Are New Yorkers embarrassed by their media titans?
Bill Keller goes on Face the Nation and pleads for Americans to understand that the press "is not neutral" in the war.
Ace reporter Eric Lichtblau is reduced to a bad Jon Lovitz routine: "The story couldn't have helped the terrorists! They already knew everything! Yeah, that's the ticket! Everything! Yeah, Dick Clarke told me that. Everybody knows that."
Then New Yorker editor David Remnick runs a Talk of the Town that summons up Nixon to haunt all of our dreams, "Nattering Nabobs." Nixon's campaign against the good guys in the press had taken "fearsome legal shape" in the summer of 1971 when the government actually sought a prior restraint.
Fearsome, that. A lawsuit.
But the press had prevailed, then, though narrowly. And it had not seen "Dick Cheney, Donald Rumsfeld, and others in the Nixon-Agnew-Ford orbit [leave] Washington believing that the imperial Presidency had been disastrously hobbled by a now imperial press."
But Dick Cheney snuck back in --first as a Congressman, then as a Secretary of Defense, and then twice elected as Veep, and he had sinister plans, and "an ideological noise machine," backed up by a "coordinated offensive" from Bush and Cheney, who "described the Times report as a disgrace and, outrageously, as a boon to further terror attacks."
As though Bush and Cheney don't know that the terrorists knew everything already, except for that amateur Hambali, who you have to admit, got nabbed by the Swift program all the terrorists knew about. Oh, and that other guy, and the others. Well, every other terrorist except those mentioned in the June 23 story knew about it. Outrageous! Yeah, that's the ticket. Outrageous. And Nixon. And the Pentagon papers.
Now Remnick sighs, the "press --particularly the mainstream outlets the White House find most irritating-- is in a collective state of anxious transition, hurt by scandals (Congressman King was quick to mention Jayson Blair, the Times serial fabulist), by the appearance of a blizzard of new technologies and alternatives like Fox News, and by a general sense of economic, even existential, worry."
And Remnick explains it all for his fellow Manhattan readers: "In the wake of of the Administration's record of dishonesty and incompetence in Iraq and the consequent decline in the President's domestic polling numbers, it is not hard to discern why the White House might find a convenient enemy in the editors of the Times: this is an election year."
The editor of the New Yorker closes with a warning to all MSMers assembled to gird up their loins. "You have to wonder," he broods, whether he Bush White House, "in its urgent need to find scapegoats for the myriad disasters it has inflicted, is preparing to repeat a dismal and dismaying episode of the Nixon years."

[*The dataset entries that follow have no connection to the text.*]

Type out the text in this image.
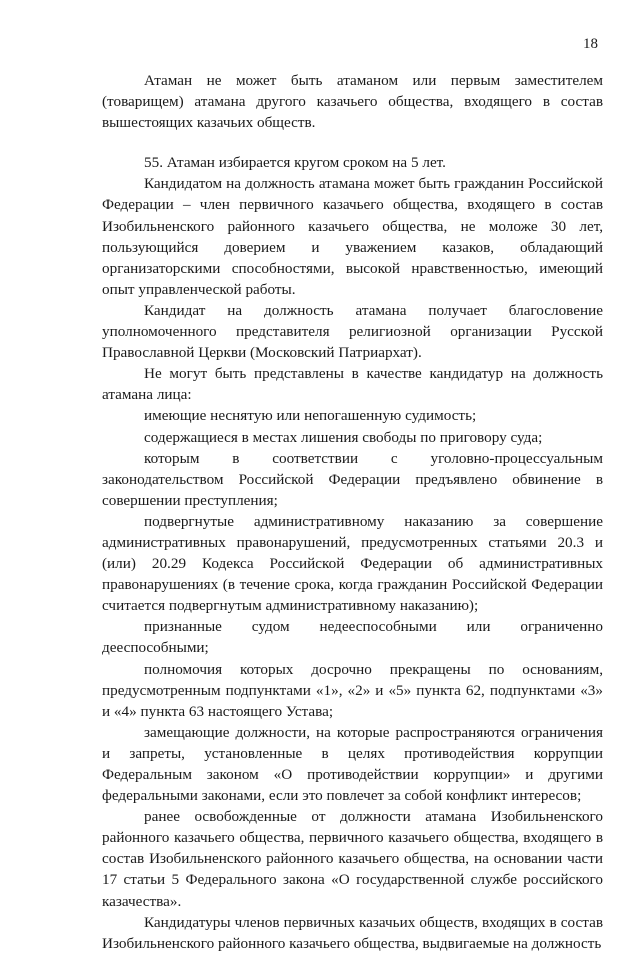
18

Атаман не может быть атаманом или первым заместителем (товарищем) атамана другого казачьего общества, входящего в состав вышестоящих казачьих обществ.

55. Атаман избирается кругом сроком на 5 лет.

Кандидатом на должность атамана может быть гражданин Российской Федерации – член первичного казачьего общества, входящего в состав Изобильненского районного казачьего общества, не моложе 30 лет, пользующийся доверием и уважением казаков, обладающий организаторскими способностями, высокой нравственностью, имеющий опыт управленческой работы.

Кандидат на должность атамана получает благословение уполномоченного представителя религиозной организации Русской Православной Церкви (Московский Патриархат).

Не могут быть представлены в качестве кандидатур на должность атамана лица:

имеющие неснятую или непогашенную судимость;

содержащиеся в местах лишения свободы по приговору суда;

которым в соответствии с уголовно-процессуальным законодательством Российской Федерации предъявлено обвинение в совершении преступления;

подвергнутые административному наказанию за совершение административных правонарушений, предусмотренных статьями 20.3 и (или) 20.29 Кодекса Российской Федерации об административных правонарушениях (в течение срока, когда гражданин Российской Федерации считается подвергнутым административному наказанию);

признанные судом недееспособными или ограниченно дееспособными;

полномочия которых досрочно прекращены по основаниям, предусмотренным подпунктами «1», «2» и «5» пункта 62, подпунктами «3» и «4» пункта 63 настоящего Устава;

замещающие должности, на которые распространяются ограничения и запреты, установленные в целях противодействия коррупции Федеральным законом «О противодействии коррупции» и другими федеральными законами, если это повлечет за собой конфликт интересов;

ранее освобожденные от должности атамана Изобильненского районного казачьего общества, первичного казачьего общества, входящего в состав Изобильненского районного казачьего общества, на основании части 17 статьи 5 Федерального закона «О государственной службе российского казачества».

Кандидатуры членов первичных казачьих обществ, входящих в состав Изобильненского районного казачьего общества, выдвигаемые на должность
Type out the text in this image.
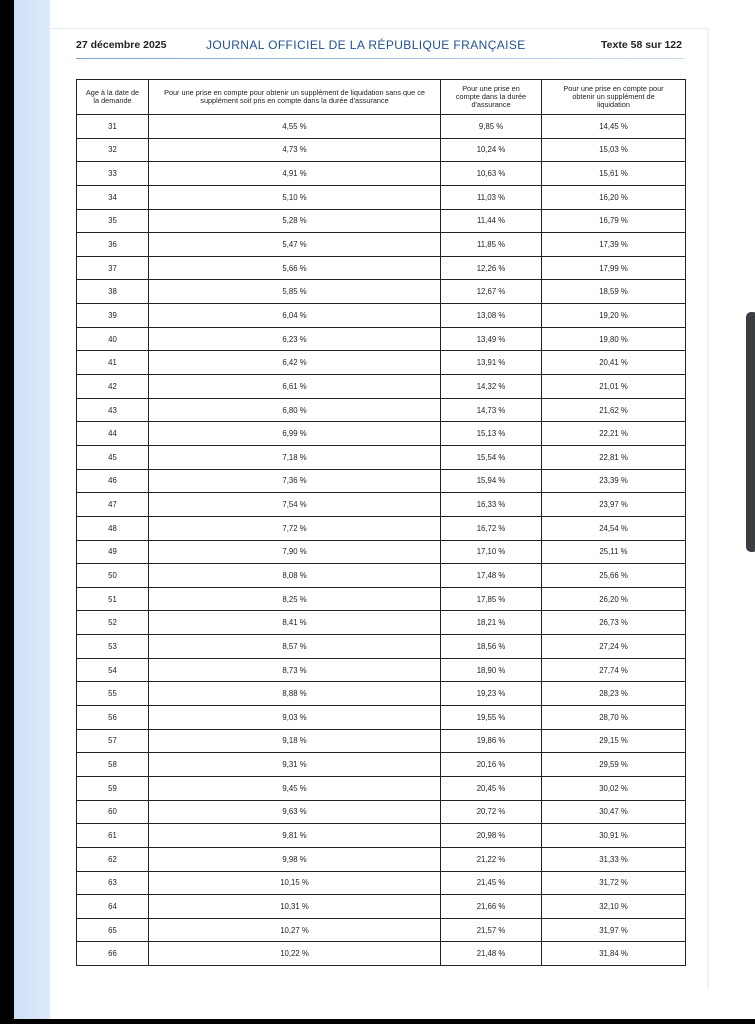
27 décembre 2025	JOURNAL OFFICIEL DE LA RÉPUBLIQUE FRANÇAISE	Texte 58 sur 122
Age à la date de la demande	Pour une prise en compte pour obtenir un supplément de liquidation sans que ce supplément soit pris en compte dans la durée d'assurance	Pour une prise en compte dans la durée d'assurance	Pour une prise en compte pour obtenir un supplément de liquidation

31	4,55 %	9,85 %	14,45 %
32	4,73 %	10,24 %	15,03 %
33	4,91 %	10,63 %	15,61 %
34	5,10 %	11,03 %	16,20 %
35	5,28 %	11,44 %	16,79 %
36	5,47 %	11,85 %	17,39 %
37	5,66 %	12,26 %	17,99 %
38	5,85 %	12,67 %	18,59 %
39	6,04 %	13,08 %	19,20 %
40	6,23 %	13,49 %	19,80 %
41	6,42 %	13,91 %	20,41 %
42	6,61 %	14,32 %	21,01 %
43	6,80 %	14,73 %	21,62 %
44	6,99 %	15,13 %	22,21 %
45	7,18 %	15,54 %	22,81 %
46	7,36 %	15,94 %	23,39 %
47	7,54 %	16,33 %	23,97 %
48	7,72 %	16,72 %	24,54 %
49	7,90 %	17,10 %	25,11 %
50	8,08 %	17,48 %	25,66 %
51	8,25 %	17,85 %	26,20 %
52	8,41 %	18,21 %	26,73 %
53	8,57 %	18,56 %	27,24 %
54	8,73 %	18,90 %	27,74 %
55	8,88 %	19,23 %	28,23 %
56	9,03 %	19,55 %	28,70 %
57	9,18 %	19,86 %	29,15 %
58	9,31 %	20,16 %	29,59 %
59	9,45 %	20,45 %	30,02 %
60	9,63 %	20,72 %	30,47 %
61	9,81 %	20,98 %	30,91 %
62	9,98 %	21,22 %	31,33 %
63	10,15 %	21,45 %	31,72 %
64	10,31 %	21,66 %	32,10 %
65	10,27 %	21,57 %	31,97 %
66	10,22 %	21,48 %	31,84 %
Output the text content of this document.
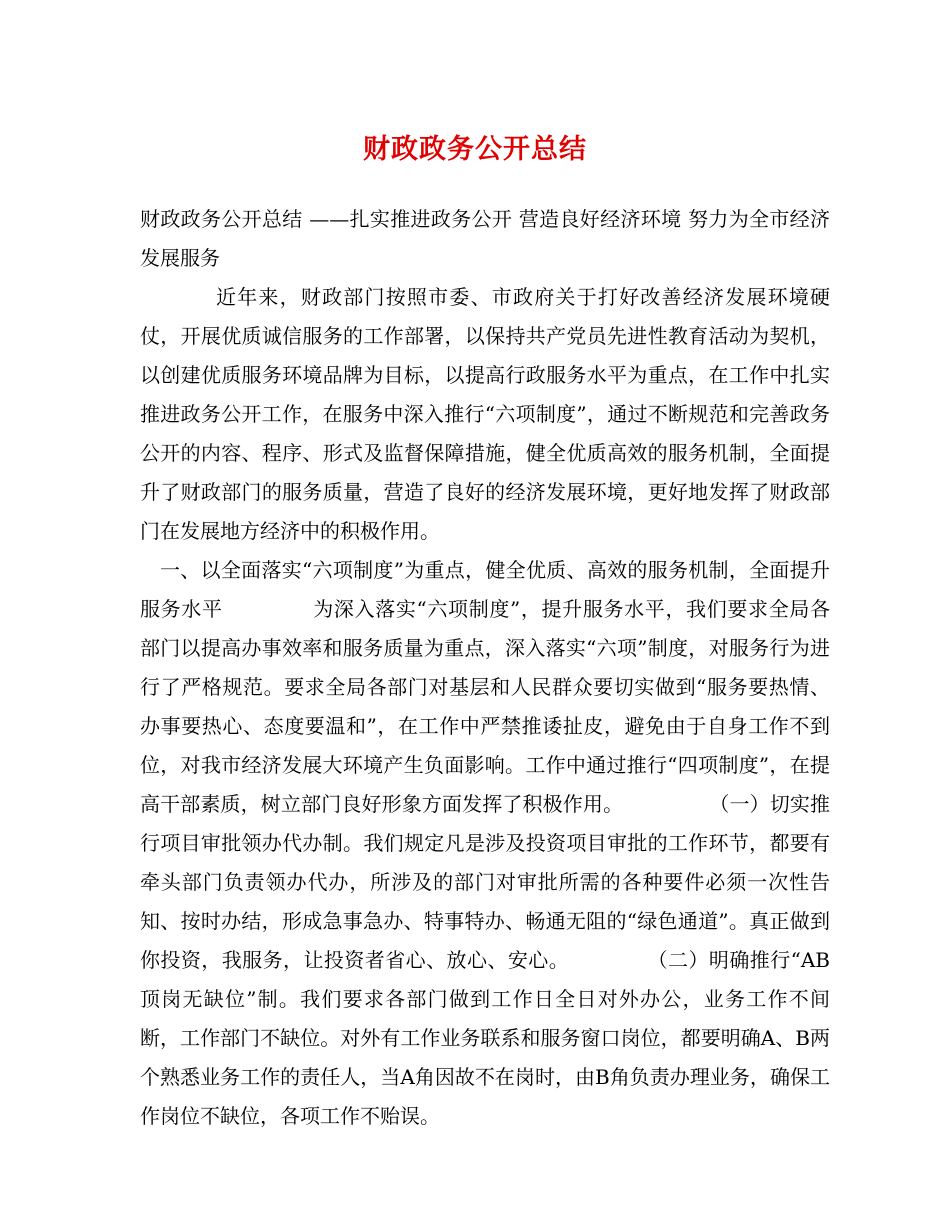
财政政务公开总结

财政政务公开总结 ——扎实推进政务公开 营造良好经济环境 努力为全市经济发展服务

近年来，财政部门按照市委、市政府关于打好改善经济发展环境硬仗，开展优质诚信服务的工作部署，以保持共产党员先进性教育活动为契机，以创建优质服务环境品牌为目标，以提高行政服务水平为重点，在工作中扎实推进政务公开工作，在服务中深入推行“六项制度”，通过不断规范和完善政务公开的内容、程序、形式及监督保障措施，健全优质高效的服务机制，全面提升了财政部门的服务质量，营造了良好的经济发展环境，更好地发挥了财政部门在发展地方经济中的积极作用。

一、以全面落实“六项制度”为重点，健全优质、高效的服务机制，全面提升服务水平	为深入落实“六项制度”，提升服务水平，我们要求全局各部门以提高办事效率和服务质量为重点，深入落实“六项”制度，对服务行为进行了严格规范。要求全局各部门对基层和人民群众要切实做到“服务要热情、办事要热心、态度要温和”，在工作中严禁推诿扯皮，避免由于自身工作不到位，对我市经济发展大环境产生负面影响。工作中通过推行“四项制度”，在提高干部素质，树立部门良好形象方面发挥了积极作用。	（一）切实推行项目审批领办代办制。我们规定凡是涉及投资项目审批的工作环节，都要有牵头部门负责领办代办，所涉及的部门对审批所需的各种要件必须一次性告知、按时办结，形成急事急办、特事特办、畅通无阻的“绿色通道”。真正做到你投资，我服务，让投资者省心、放心、安心。	（二）明确推行“AB顶岗无缺位”制。我们要求各部门做到工作日全日对外办公，业务工作不间断，工作部门不缺位。对外有工作业务联系和服务窗口岗位，都要明确A、B两个熟悉业务工作的责任人，当A角因故不在岗时，由B角负责办理业务，确保工作岗位不缺位，各项工作不贻误。
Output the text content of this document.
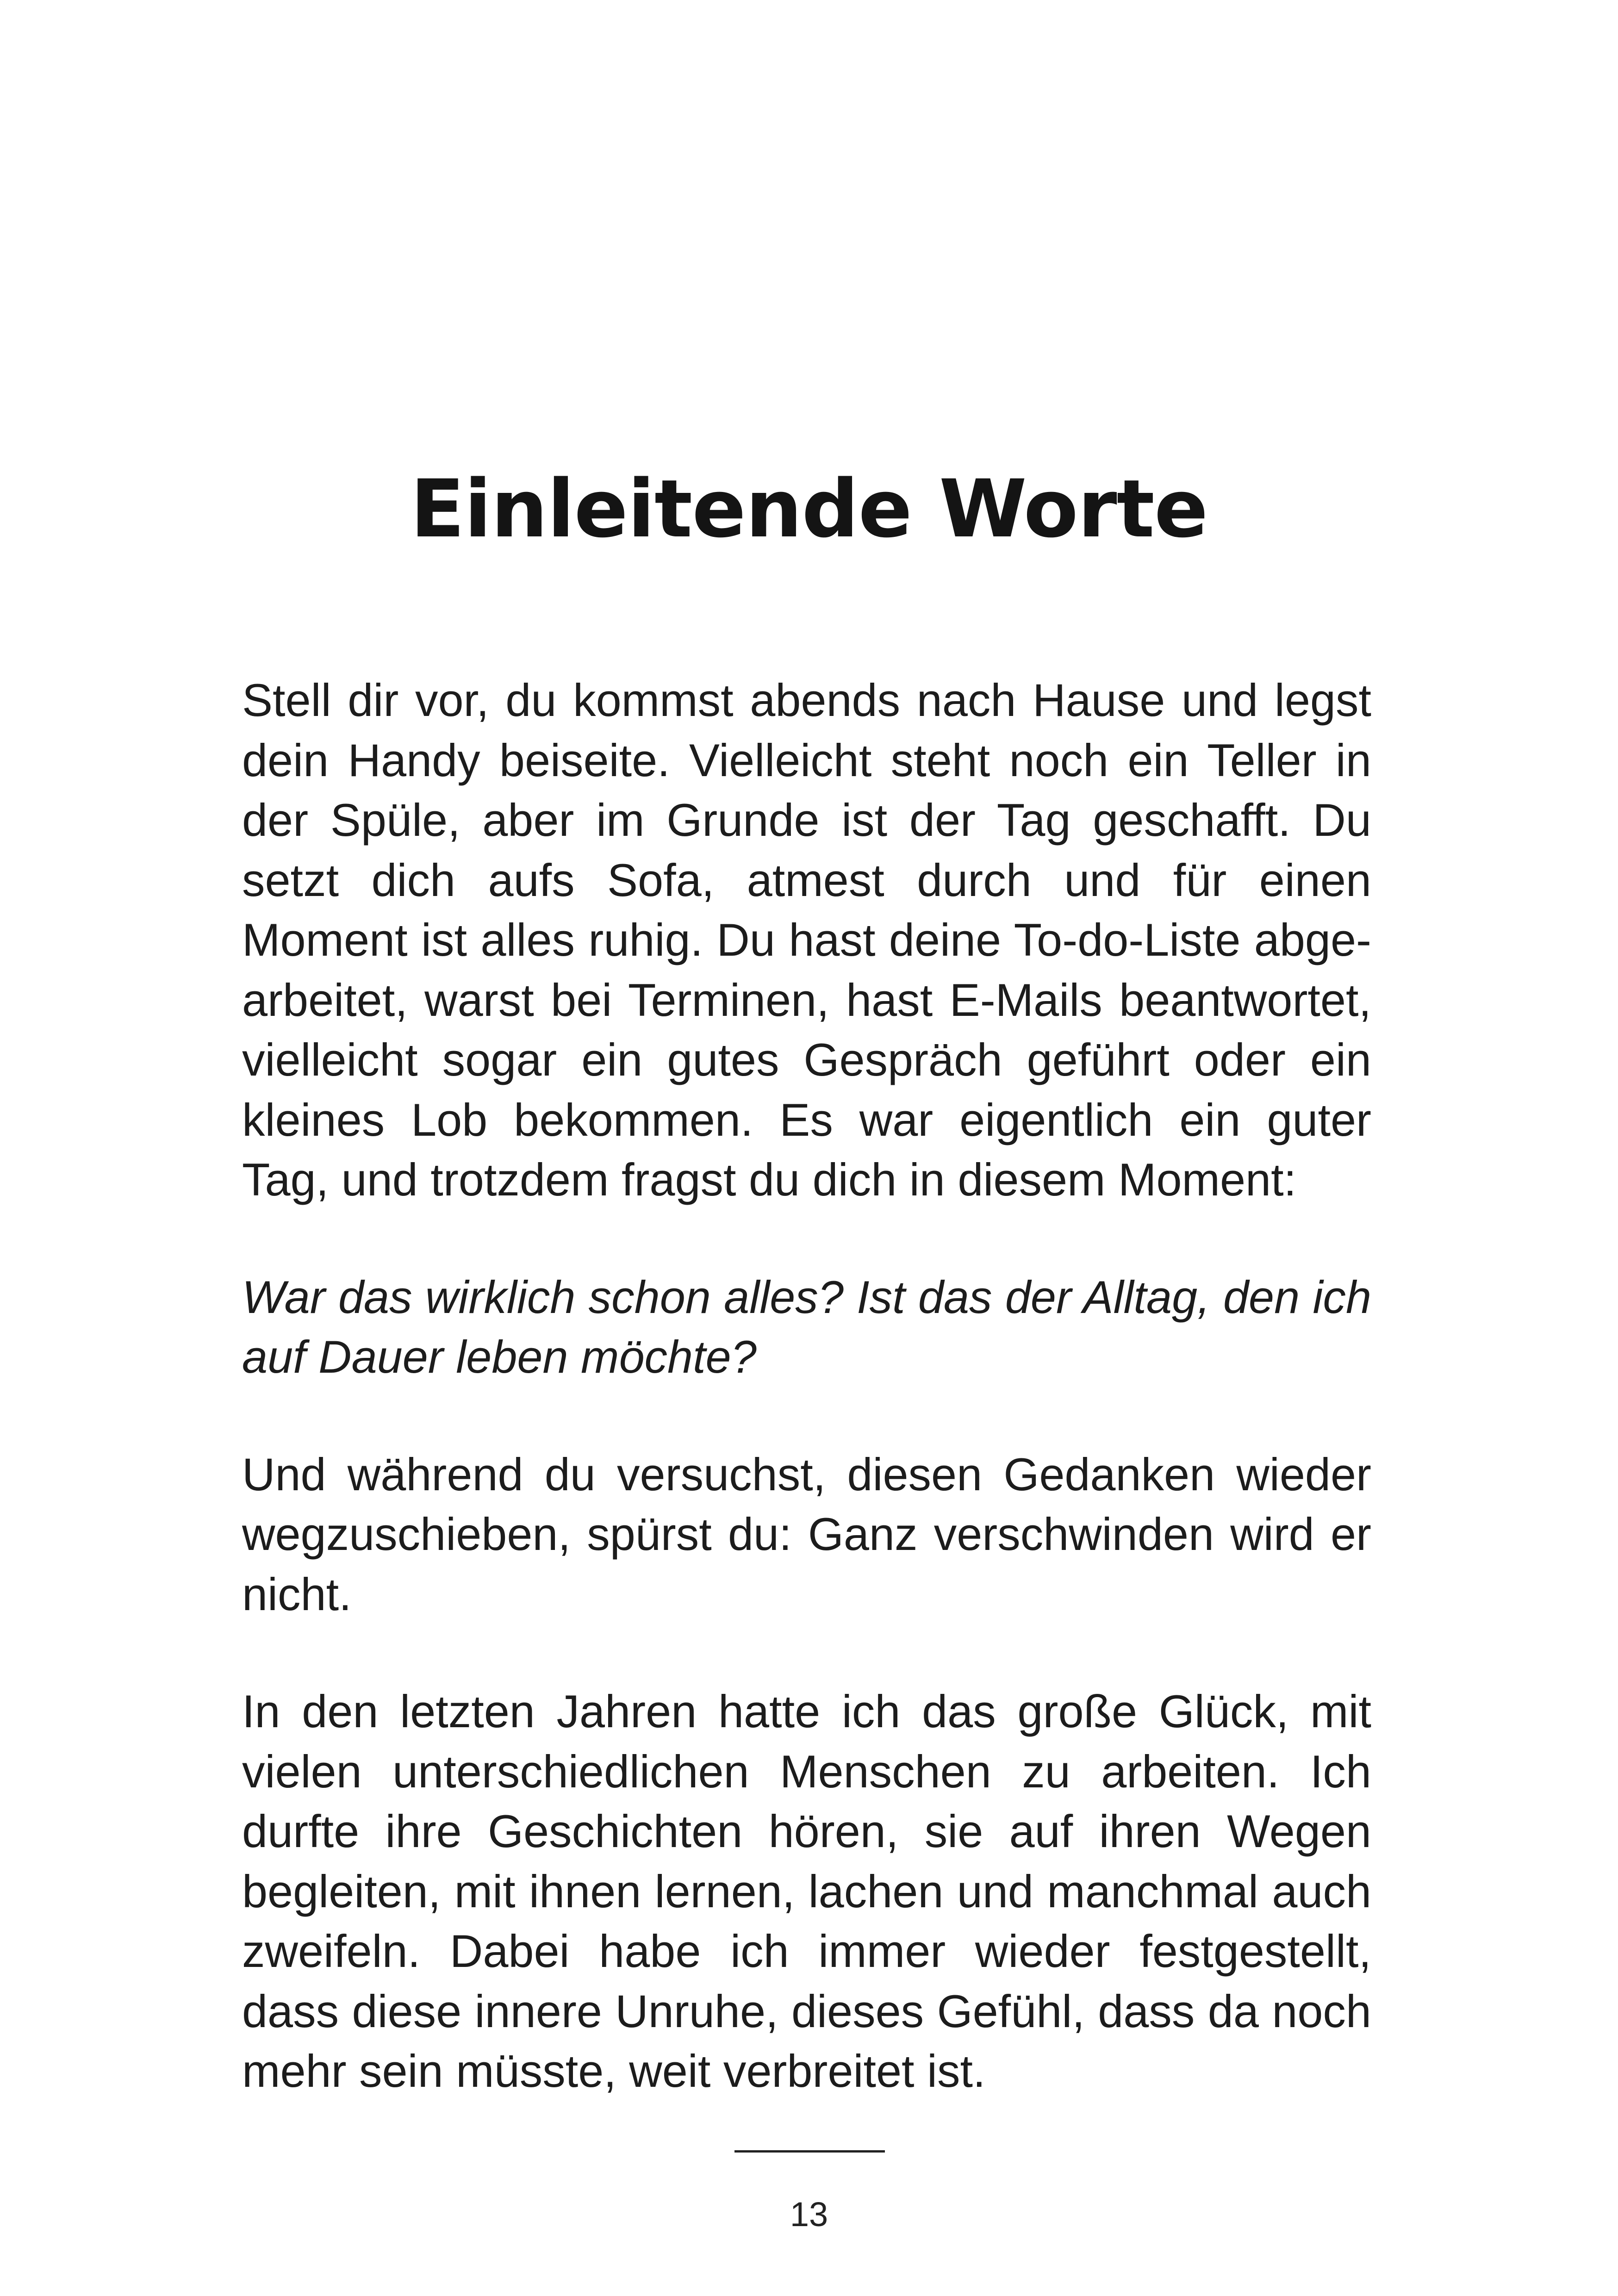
Einleitende Worte

Stell dir vor, du kommst abends nach Hause und legst dein Handy beiseite. Vielleicht steht noch ein Teller in der Spüle, aber im Grunde ist der Tag geschafft. Du setzt dich aufs Sofa, atmest durch und für einen Moment ist alles ruhig. Du hast deine To-do-Liste abgearbeitet, warst bei Terminen, hast E-Mails beantwortet, vielleicht sogar ein gutes Gespräch geführt oder ein kleines Lob bekommen. Es war eigentlich ein guter Tag, und trotzdem fragst du dich in diesem Moment:

War das wirklich schon alles? Ist das der Alltag, den ich auf Dauer leben möchte?

Und während du versuchst, diesen Gedanken wieder wegzuschieben, spürst du: Ganz verschwinden wird er nicht.

In den letzten Jahren hatte ich das große Glück, mit vielen unterschiedlichen Menschen zu arbeiten. Ich durfte ihre Geschichten hören, sie auf ihren Wegen begleiten, mit ihnen lernen, lachen und manchmal auch zweifeln. Dabei habe ich immer wieder festgestellt, dass diese innere Unruhe, dieses Gefühl, dass da noch mehr sein müsste, weit verbreitet ist.

13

We should not be surprised by the quiver in the column, as Remnick tells us that the days of the "supremely confident Bradlees and Rosenthals" are gone. And perhaps he's just rushed to get out an assist to his beleaguered pals whose subscription bleeding is said to be as intesne as the lopsided verdict against the papers for their recklessness. Short deadlines don't allow for careful prose and lousy historical comparisons are one product. (Didn't anyone at the magazine point out that no prior restraint had been sought in this instance? Which renders the comparison with the Pentagon papers less than compelling.)
Most telling though is the comparison between Keller/Remnick and the character of Runway editor Miranda Priestly, played by Meryl Streep in The Devil Wears Prada. Now there's a New Yorker who might rally some to her flag. Priestly's supreme confidence in her judgment was expressed in hauteur, nit paranoia. The former could intimidate, but the latter only amuses.
But please, invoking Nixon dead these dozen years, or Vietnam era court actions? Retreating from the significance of the story or its consequence? Ignoring the claims made by the story itself and instead pretending as though the Administration was not sincere in its anger while ignoring the overwhelming rejection by the public of the arguments advanced by the Times men?
A confident press deals forthrightly with its critics, defends its decisions in open forums, debates and does not denigrate its opponents.
But as Mr. Remnick admits -- and not just expressly-- the era of that press is long gone. At least among the formerly great press institutions of Manhattan.